En La noche del cazador, única película dirigida por el actor Charles Laughton, Robert Mitchum encarna a un malévolo predicador que lleva tatuadas en los nudillos las palabras amor y odio. Cuando quiere representar la lucha eterna entre ambos conceptos, cruza los dedos para que batallen entre ellos hasta llegar a la inevitable victoria del amor. El sábado pasado, en Barcelona, vivimos una pugna semejante, pero entre diferentes opciones políticas. Santiago Abascal reunía a sus leales en la explanada de María Cristina porque Ada Colau no le había querido alquilar el Palau Sant Jordi, alegando una inverosímil jornada de mantenimiento. Mal hecho, ya que, en el Sant Jordi, la falta de atractivo político de Vox en nuestra ciudad aún habría quedado más patente. La explanada registró media entrada, y más nos habría valido a todos hacerle un Tortosa a ese señor que se las da de caudillo, pero solo es un político de extrema derecha permanentemente despechugado y con el botón de la chaqueta a punto de estallar que proyecta el mentón hacia arriba y hacia delante como Mussolini en sus buenos tiempos. Allá él si se considera la reencarnación de José Antonio Primo de Rivera, pero su discurso no da mucho de sí, a veces no sabe qué responder y, sobre todo, carece de la preparación intelectual del fundador de la Falange.
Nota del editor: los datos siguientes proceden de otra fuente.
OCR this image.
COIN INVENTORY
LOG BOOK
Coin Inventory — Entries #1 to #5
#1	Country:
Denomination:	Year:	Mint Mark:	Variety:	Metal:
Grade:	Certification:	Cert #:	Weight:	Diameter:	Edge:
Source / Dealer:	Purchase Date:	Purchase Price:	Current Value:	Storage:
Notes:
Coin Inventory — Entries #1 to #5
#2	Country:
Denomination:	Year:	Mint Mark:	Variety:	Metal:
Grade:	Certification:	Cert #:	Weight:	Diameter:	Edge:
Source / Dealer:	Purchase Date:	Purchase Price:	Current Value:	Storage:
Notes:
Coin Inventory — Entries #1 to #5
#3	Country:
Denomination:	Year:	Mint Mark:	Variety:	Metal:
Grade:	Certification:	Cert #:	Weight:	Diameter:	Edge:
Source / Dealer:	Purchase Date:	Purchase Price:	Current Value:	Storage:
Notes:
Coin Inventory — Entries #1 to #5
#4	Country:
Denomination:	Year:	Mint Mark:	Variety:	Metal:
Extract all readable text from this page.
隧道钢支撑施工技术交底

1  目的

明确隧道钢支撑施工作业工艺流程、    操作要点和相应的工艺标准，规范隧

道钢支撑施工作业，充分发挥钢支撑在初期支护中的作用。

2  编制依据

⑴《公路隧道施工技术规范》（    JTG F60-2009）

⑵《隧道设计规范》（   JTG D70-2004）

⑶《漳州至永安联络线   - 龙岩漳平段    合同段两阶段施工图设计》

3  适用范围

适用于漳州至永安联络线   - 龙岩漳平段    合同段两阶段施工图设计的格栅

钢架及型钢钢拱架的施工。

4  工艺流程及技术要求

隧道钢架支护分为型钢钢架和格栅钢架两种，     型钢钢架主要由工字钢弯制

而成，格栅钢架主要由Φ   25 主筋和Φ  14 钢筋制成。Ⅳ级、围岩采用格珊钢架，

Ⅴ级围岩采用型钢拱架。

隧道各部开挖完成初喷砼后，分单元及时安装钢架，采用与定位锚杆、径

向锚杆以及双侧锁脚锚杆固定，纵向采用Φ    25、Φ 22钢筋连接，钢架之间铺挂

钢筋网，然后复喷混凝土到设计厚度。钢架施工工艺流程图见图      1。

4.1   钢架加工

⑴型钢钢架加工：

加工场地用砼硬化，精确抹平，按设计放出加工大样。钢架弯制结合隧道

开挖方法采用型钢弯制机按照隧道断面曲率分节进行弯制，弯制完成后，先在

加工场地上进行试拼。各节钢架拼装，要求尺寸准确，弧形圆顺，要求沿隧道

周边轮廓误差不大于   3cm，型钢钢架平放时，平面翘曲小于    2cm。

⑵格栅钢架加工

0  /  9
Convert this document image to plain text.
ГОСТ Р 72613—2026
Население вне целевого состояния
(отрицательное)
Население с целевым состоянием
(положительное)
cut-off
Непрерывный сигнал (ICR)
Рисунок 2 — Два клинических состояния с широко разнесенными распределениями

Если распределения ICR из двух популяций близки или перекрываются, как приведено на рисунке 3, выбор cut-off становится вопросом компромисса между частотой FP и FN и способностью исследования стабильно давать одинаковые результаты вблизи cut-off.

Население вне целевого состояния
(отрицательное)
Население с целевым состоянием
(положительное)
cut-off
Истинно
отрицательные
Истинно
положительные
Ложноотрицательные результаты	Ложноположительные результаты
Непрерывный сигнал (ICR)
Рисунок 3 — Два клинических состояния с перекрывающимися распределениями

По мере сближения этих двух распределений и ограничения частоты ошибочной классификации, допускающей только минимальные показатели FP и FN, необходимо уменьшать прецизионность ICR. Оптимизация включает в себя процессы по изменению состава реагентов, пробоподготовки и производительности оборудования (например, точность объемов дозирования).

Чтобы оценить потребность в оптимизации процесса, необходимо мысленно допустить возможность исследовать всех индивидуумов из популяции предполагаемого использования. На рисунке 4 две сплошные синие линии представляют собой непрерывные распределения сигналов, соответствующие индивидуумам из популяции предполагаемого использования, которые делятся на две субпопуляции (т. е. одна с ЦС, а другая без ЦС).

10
Como estamos en una democracia, a Abascal hay que dejarle delirar donde se le antoje. Y, dentro de lo posible, ignorarle, pues a este paso lo vamos a convertir en el líder de masas que nunca ha sido. No hacía falta que lo acosaran los autollamados antifascistas, que solo son una pandilla de tarugos tan intolerantes como aquéllos a los que atacan. Y, desde luego, no hacía falta que Ada Colau y Jaume Collboni montaran unos ridículos exorcismos para demostrar que, como fingía Robert Mitchum, el amor siempre se impone al odio.

Mientras Colau optaba por una especie de aplec en el que solo faltó entonar la mítica canción Kumbayá, Collboni se sacó de la manga El autobús del amor, una mezcla del autocar del Magical Mystery Tour de los Beatles y la furgoneta de Scooby Doo y su alegre pandilla, pero en tono LGTBI. Ambos podrían haberse quedado en casa y aplicarle a Vox el Tortosa nacionalista, pero se vieron en la obligación de sobreactuar y solo les faltó -menos mal que no son especialmente religiosos- organizar un auto de fe en colaboración con el obispado, tras pedir prestado a la catedral de Santiago el botafumeiro con el que purificar la explanada de María Cristina tras el mitin ponzoñoso del íncubo Abascal.

Que él se crea el caudillo providencial que necesita España no implica que debamos darle la razón y tratarle en consecuencia. Y utilizarlo como excusa para actos bonistas e innecesarios que, además, ocultan intereses electorales, dice muy poco a favor de quienes los organizan. Ya se vio el sábado la escasa parroquia con la que cuenta Vox en Barcelona. No la incrementemos a base de exorcismos de estar por casa que pueden volverse en contra de quien los monta para hacer como que solo piensa en el bien con mayúsculas.